The portrait of Branch, which hangs in the Navy Department in Washington, suggests, in the slender profile and luminous eyes, the poet, rather than the politician. He is described by one who saw him often in his Washington days as “tall, well-proportioned, graceful in gestures, and affable and kindly in manner.”[167] He had the graciousness of the Southern aristocrat of the old school, and was devoted to the social standards and customs of his section. Strongly attached to his home and family, having the poet’s love of the artistic, he surrounded himself with beauty, and his home at Enfield was a comfortable and stately mansion surrounded by a smooth lawn, in the midst of gardens, orchards, and shade trees. His political career and the course of the Jackson Administration were to be greatly influenced by his devotion to his wife and daughters, and to his social ideals.
In John McPherson Berrien, the Attorney-General, we have a character with whom history has played strange pranks. When he entered the Cabinet, he was conceded to be one of the most polished orators of his time and one of the famous lawyers of the South. His Washington début in the Supreme Court, in a case involving the seizure of an African slave ship, had been a spectacular triumph.[168] All contemporaries agree as to his extraordinary gifts of eloquence. Perley Poore describes him as “a polished and effective orator.”[169] Another contemporary found him “a model for chaste, free, beautiful elocution.”[170] Still another has it that “he spoke the court language of the Augustan age.”[171] Even the blasé John Marshall, who listened to Webster and Choate, was so impressed that he dubbed him “the honey-tongued Georgian youth.”[172] He had been in the Senate three years when a speech upon the tariff impelled the press of the period to describe him as “the American Cicero”—a designation that clung to him through life. The greatest speech made by any of the leaders of the Opposition on the Panama Mission was the constitutional argument of Berrien.[173] As a man he was cold and reserved, an aristocrat in manner, as in feeling. He made a virtue of not cultivating the multitude, scorned all compromise with his convictions, firmly believed in himself, and was not at all impressed with opposition. Utterly without tact or diplomacy, caustic and sarcastic, he incurred bitter enmities, but his admirers, who liked to compare him with Cicero, took pride in this weakness.[174] As a political leader, he was dictatorial and demanded obedience without question. The slightest hesitation on the part of his tried and truest friends was usually followed by coldness on his part. Selfish to a degree, he was always keen for his personal advancement.[175] Few more brilliant men have ever been Attorney-General of the United States.

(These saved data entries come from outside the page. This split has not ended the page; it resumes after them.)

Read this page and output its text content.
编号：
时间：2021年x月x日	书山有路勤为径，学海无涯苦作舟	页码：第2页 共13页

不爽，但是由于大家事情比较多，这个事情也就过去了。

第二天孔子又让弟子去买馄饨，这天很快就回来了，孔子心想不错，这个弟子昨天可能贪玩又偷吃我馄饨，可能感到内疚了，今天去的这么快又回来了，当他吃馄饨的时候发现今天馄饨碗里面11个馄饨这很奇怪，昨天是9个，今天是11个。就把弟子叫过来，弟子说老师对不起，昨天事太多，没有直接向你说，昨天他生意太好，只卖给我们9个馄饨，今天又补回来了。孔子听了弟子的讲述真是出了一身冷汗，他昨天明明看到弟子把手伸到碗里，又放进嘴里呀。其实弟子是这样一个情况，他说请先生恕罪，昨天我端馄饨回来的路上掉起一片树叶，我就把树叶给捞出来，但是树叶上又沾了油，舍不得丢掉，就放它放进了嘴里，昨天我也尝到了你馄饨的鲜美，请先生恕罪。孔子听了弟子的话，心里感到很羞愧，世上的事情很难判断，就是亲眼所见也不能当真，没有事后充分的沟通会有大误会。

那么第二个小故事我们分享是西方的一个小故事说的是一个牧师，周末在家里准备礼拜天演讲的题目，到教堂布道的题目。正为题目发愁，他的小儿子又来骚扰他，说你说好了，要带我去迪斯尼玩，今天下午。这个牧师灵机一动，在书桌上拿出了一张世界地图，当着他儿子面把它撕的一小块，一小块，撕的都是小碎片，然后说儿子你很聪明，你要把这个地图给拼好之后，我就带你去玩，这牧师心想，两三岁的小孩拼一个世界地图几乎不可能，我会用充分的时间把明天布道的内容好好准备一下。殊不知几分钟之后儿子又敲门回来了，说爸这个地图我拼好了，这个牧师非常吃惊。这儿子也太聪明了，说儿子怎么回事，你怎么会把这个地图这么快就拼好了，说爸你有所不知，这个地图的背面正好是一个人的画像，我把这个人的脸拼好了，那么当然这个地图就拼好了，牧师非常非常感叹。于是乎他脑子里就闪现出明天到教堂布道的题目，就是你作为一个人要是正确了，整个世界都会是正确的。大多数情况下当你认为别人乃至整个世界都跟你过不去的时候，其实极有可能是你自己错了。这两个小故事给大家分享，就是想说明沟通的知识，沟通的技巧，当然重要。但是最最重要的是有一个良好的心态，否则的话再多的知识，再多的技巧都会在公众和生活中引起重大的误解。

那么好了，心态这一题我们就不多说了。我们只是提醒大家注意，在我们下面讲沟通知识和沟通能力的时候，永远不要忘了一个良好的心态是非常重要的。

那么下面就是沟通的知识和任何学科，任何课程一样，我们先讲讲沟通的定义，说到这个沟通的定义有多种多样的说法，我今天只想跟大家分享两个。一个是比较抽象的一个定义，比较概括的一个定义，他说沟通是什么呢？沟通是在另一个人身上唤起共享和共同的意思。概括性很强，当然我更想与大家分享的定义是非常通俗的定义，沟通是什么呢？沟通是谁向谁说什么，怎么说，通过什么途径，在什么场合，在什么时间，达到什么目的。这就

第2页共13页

If Postmaster-General Barry was unknown to Washington, it was a matter of indifference to him. In politics he was an exotic. Entering Congress as a young man, he could have remained indefinitely, but congressional life did not allure him. For twenty years he had been an influential State politician, serving in the legislature until sent to the United States Senate to fill an unexpired term. It is an interesting commentary on his preference for State office that he resigned from the Senate, where he might have remained, to become Chief Justice of the State Supreme Court. Living in Lexington as a neighbor of Henry Clay, he had been for many years one of the great leader’s most ardent supporters, and it is significant of the character of the man that, while he supported Clay against Jackson in 1824, the “bargain” story transformed him into a bitter foe.
In view of their relations to the Jackson Administration years later, the estimate of Barry reached by Amos Kendall in 1814, and recorded in his “Autobiography,” is interesting, and serves to account for the feeling, scarcely concealed, with which the journalist-politician afterwards undertook the unraveling of the difficulties into which Barry had plunged the Post-Office Department. It was when Kendall was on his way to Kentucky that he first met the Lexington politician and went down the Ohio River with him and Mrs. Barry with “servants, horses, and carriages,” in a boat thirty feet long, with three apartments. At the end of the journey Kendall wrote: “He appears to be a very good man but not a great man. For our passage he charged nothing, and in every way treated me like a gentleman. His lady seems to be a woman of good disposition, but uneducated.” In contradiction to this estimate, we have another in which he is described as possessing extraordinary abilities, active business habits, an exact knowledge of men and things, and as being “a great orator.”[176] And this same authority describes Mrs. Barry as “frank, lady-like, free from affectations, possessing a fine person and agreeable manners.” Parton tells us that he was “agreeable and amiable, but not a business man”—which is the final verdict of history. In person he was above the medium height, but slender and thin in face. He was modest in demeanor, and energetic—even though he did not always properly direct his energy—and fond of society. He became Postmaster-General because, according to the Jackson standard, he had richly earned the reward.